Sexsmith & Kerr: Destination Unknown

On Destination Unknown, Ron Sexsmith brings longtime collaborator Don Kerr to the fore. With him come some gorgeous two-part harmonies and the relaxed atmosphere of a casual collaboration that turned out more accomplished than either probably intended. In the liner notes, Sexsmith calls the collection "misfit songs sung by a couple of misfits," but the end result is as compelling as Sexsmith's solo albums.

For a singer with such a warm and sensitive voice, Sexsmith sure knows how to sneak in a lot of sly business. Destination Unknown's "Lemonade Stand" contains one example, in lyrics proclaiming that a lemonade stand "stands for all that's good in this makeshift world of man." Sexsmith backs the claim with images of "serious boys squinting into the sun." Are they getting a leg up, or just wasting their youth? Sexsmith isn't telling.

But his songs aren't all mixed messages. He once recorded a track called "God Loves Everyone" that could convert the hardest soul, and when he turns to the subject of love, he's got the conviction of a true romantic. "Beautiful girls pass me by," Sexsmith and Kerry sing on "Only Me," before dropping the punchline: "But they're not you." They also sound baffled by heartbreak on "One Less Shadow," a song that wonders whether it's fate or some other outside force that drives happy lovers apart.
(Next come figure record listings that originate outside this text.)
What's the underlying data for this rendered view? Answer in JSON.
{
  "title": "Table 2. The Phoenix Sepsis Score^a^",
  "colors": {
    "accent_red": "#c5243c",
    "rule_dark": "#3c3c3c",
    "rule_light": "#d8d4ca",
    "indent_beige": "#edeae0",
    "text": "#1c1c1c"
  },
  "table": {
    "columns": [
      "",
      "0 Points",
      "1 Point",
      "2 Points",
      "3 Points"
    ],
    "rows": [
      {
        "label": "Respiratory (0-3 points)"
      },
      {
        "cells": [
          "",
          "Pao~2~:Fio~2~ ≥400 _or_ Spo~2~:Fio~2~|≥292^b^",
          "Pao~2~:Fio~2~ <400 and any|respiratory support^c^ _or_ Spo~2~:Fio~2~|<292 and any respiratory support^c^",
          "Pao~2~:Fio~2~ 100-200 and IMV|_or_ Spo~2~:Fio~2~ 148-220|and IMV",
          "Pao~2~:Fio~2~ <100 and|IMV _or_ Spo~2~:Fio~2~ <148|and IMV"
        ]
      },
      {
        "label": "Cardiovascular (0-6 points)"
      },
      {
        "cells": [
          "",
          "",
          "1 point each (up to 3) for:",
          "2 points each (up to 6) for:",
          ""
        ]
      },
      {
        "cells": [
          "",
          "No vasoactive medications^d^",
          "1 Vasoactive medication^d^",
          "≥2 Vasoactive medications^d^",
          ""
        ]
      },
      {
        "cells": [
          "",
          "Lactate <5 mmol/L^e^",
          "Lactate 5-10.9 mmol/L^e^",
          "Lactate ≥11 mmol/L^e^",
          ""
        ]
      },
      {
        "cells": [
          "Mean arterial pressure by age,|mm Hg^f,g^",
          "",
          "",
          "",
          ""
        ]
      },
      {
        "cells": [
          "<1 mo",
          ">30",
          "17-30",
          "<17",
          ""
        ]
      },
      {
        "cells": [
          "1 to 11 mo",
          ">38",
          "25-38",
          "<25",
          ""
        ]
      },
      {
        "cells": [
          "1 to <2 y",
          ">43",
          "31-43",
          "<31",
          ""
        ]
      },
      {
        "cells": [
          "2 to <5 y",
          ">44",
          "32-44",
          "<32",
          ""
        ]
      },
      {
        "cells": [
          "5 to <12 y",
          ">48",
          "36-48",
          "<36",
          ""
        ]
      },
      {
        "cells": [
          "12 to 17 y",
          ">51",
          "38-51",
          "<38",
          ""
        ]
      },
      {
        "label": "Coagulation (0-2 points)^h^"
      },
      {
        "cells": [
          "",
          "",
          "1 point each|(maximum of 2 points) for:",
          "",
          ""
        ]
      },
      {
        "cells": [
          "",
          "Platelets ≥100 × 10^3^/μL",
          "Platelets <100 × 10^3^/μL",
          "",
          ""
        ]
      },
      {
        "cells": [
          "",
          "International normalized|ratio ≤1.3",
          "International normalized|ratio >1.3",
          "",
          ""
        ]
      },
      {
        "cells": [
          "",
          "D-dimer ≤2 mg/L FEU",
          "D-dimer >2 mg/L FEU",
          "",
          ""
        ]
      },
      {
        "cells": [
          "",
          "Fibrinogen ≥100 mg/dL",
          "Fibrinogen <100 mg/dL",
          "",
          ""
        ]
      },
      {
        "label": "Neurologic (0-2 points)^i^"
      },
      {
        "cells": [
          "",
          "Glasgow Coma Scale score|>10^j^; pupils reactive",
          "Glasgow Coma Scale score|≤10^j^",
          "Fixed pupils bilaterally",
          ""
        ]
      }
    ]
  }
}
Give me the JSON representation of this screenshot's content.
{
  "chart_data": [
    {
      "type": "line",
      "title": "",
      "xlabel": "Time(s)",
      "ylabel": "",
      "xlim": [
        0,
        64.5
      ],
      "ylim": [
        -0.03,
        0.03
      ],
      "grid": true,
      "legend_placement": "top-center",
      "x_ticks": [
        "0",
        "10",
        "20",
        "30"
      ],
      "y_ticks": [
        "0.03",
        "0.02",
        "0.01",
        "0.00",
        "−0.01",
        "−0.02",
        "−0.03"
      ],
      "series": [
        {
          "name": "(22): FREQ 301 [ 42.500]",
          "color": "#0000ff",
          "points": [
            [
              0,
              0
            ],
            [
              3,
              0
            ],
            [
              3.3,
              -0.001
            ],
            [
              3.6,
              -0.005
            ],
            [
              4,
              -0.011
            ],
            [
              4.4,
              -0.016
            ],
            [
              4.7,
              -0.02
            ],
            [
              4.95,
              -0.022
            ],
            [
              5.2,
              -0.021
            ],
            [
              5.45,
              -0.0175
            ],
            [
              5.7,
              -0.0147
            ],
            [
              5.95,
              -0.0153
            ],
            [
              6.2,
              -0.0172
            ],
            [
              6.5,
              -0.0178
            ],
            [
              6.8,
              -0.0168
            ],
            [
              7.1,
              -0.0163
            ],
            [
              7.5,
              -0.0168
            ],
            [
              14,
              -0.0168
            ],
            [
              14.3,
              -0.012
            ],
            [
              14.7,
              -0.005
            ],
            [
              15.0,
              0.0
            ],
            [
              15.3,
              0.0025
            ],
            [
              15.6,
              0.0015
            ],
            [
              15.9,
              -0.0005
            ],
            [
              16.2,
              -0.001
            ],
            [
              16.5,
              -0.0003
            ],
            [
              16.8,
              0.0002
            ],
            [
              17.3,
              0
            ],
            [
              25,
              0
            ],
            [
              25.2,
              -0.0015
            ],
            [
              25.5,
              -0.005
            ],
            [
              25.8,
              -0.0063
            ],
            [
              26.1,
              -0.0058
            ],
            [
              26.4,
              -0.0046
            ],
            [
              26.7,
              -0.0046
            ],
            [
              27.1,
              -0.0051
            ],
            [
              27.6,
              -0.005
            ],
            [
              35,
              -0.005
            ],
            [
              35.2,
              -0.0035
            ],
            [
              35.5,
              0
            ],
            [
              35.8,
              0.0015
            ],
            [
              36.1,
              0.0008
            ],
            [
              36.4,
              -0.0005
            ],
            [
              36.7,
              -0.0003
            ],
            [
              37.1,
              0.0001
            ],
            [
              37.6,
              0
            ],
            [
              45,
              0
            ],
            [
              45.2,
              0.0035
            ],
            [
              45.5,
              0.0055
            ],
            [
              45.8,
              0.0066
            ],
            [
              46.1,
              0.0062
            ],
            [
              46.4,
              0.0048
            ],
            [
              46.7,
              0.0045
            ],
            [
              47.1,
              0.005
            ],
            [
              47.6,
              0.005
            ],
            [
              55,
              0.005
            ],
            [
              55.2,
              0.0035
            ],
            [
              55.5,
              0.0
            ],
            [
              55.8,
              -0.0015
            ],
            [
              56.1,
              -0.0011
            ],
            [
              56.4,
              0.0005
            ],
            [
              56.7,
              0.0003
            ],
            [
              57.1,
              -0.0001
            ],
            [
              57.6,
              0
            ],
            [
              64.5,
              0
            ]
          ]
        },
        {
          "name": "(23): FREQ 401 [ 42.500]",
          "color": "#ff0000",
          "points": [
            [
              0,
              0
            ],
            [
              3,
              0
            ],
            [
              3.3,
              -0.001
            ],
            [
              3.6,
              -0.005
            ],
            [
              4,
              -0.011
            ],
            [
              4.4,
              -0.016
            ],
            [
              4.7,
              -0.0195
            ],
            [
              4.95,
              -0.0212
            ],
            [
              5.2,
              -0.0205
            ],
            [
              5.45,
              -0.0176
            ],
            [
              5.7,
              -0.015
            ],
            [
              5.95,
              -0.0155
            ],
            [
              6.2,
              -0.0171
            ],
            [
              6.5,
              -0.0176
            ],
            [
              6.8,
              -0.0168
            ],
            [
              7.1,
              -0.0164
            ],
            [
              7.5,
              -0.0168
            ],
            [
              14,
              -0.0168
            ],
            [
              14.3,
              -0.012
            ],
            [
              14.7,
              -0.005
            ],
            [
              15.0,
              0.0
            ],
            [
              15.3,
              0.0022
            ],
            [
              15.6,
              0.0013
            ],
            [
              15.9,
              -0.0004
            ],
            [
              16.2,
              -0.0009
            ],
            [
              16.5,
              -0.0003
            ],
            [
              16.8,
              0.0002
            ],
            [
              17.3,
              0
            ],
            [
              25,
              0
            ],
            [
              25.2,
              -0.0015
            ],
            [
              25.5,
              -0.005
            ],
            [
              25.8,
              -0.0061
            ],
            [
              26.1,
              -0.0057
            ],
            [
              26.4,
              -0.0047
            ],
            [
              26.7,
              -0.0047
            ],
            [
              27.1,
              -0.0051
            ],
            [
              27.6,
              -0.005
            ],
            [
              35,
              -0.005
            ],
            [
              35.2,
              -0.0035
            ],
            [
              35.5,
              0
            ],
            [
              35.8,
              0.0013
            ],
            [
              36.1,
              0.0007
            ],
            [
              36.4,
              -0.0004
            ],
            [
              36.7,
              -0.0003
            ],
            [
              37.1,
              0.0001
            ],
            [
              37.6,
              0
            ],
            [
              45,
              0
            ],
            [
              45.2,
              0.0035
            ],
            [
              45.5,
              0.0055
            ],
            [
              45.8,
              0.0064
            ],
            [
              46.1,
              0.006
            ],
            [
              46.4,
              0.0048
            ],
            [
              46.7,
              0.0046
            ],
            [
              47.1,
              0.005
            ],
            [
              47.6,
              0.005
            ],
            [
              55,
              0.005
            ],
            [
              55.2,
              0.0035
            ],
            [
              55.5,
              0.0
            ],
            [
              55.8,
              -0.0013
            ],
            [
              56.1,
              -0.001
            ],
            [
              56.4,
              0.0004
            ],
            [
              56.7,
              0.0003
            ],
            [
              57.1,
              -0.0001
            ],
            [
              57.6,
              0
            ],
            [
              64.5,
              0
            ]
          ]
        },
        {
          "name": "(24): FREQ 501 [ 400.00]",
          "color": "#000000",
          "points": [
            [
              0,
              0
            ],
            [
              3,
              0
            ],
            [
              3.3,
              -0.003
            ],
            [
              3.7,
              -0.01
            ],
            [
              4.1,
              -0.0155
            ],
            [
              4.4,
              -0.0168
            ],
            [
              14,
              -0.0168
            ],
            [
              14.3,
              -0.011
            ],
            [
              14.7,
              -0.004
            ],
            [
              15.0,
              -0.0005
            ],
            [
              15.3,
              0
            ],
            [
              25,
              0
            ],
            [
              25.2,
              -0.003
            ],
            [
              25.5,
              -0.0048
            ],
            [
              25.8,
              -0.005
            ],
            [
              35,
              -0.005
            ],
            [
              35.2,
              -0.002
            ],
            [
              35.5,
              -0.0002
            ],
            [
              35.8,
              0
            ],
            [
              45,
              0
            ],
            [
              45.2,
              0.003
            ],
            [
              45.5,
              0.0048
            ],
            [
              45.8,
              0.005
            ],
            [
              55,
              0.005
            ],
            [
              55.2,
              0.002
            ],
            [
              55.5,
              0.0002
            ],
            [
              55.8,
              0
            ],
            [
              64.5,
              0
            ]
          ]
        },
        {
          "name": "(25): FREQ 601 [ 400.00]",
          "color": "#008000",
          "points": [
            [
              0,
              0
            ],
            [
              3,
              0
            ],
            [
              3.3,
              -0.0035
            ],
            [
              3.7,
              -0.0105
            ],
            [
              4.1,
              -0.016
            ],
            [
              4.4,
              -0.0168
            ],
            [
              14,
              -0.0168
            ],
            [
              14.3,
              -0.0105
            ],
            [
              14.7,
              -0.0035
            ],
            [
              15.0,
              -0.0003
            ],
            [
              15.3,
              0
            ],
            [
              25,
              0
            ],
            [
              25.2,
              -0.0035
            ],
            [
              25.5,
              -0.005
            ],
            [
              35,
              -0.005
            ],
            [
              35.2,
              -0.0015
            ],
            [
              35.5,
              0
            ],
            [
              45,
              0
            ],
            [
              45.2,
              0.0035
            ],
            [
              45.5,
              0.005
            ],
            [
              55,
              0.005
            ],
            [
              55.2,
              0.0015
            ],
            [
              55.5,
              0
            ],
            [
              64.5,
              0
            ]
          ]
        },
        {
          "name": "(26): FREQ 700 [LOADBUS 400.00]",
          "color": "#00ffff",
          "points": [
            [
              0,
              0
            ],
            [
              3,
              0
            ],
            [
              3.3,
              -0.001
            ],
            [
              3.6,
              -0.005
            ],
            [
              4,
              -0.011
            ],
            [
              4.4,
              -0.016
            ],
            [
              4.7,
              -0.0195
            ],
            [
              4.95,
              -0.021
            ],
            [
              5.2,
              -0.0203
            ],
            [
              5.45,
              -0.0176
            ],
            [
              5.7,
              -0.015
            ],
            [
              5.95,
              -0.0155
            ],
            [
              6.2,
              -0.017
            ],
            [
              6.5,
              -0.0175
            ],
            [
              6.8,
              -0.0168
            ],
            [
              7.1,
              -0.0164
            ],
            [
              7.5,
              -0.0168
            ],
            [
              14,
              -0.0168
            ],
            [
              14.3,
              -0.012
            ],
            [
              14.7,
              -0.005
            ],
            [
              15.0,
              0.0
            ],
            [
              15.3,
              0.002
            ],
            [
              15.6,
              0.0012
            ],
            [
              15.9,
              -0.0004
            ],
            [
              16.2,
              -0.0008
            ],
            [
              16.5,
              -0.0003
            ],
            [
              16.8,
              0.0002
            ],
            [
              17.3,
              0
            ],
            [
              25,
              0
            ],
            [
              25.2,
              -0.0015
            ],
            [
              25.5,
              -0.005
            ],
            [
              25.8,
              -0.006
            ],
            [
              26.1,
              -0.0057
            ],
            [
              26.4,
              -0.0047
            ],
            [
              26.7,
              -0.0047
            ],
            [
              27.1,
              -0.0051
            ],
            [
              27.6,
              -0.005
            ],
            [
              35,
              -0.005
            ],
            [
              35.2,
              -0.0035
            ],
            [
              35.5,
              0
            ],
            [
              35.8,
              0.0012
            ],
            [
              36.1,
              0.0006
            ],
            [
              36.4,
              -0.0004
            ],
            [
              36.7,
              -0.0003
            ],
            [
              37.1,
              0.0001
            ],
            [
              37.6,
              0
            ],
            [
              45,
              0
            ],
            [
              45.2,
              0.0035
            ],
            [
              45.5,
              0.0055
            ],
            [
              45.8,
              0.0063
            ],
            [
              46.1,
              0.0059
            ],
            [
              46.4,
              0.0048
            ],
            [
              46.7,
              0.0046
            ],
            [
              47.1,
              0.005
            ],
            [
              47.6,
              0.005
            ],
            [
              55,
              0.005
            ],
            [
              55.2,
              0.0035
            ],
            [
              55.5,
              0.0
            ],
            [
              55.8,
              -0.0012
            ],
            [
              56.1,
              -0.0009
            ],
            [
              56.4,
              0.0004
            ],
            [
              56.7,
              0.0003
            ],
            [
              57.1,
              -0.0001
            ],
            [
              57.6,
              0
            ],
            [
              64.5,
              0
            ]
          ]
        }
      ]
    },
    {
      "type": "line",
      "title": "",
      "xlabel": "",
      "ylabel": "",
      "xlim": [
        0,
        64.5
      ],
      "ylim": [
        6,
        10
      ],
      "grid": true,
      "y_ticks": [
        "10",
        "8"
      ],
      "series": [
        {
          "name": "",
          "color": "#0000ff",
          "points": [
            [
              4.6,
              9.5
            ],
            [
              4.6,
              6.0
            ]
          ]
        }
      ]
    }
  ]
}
Maybe, like the pleasant neighborhoods of the album-closing "Tree-Lined Street," some kinds of love can only be appreciated at their end.

That's a sad sentiment on an album with its share of them, but Sexsmith's songs have a way of rescuing melancholy thoughts from misery and finding the wisdom inside the heartbreak. In Kerr, he's found a partner who helps evoke the sweet from the bitter. Their collaboration has the whiff of a side project—one that both would do well to revive whenever the spirit strikes.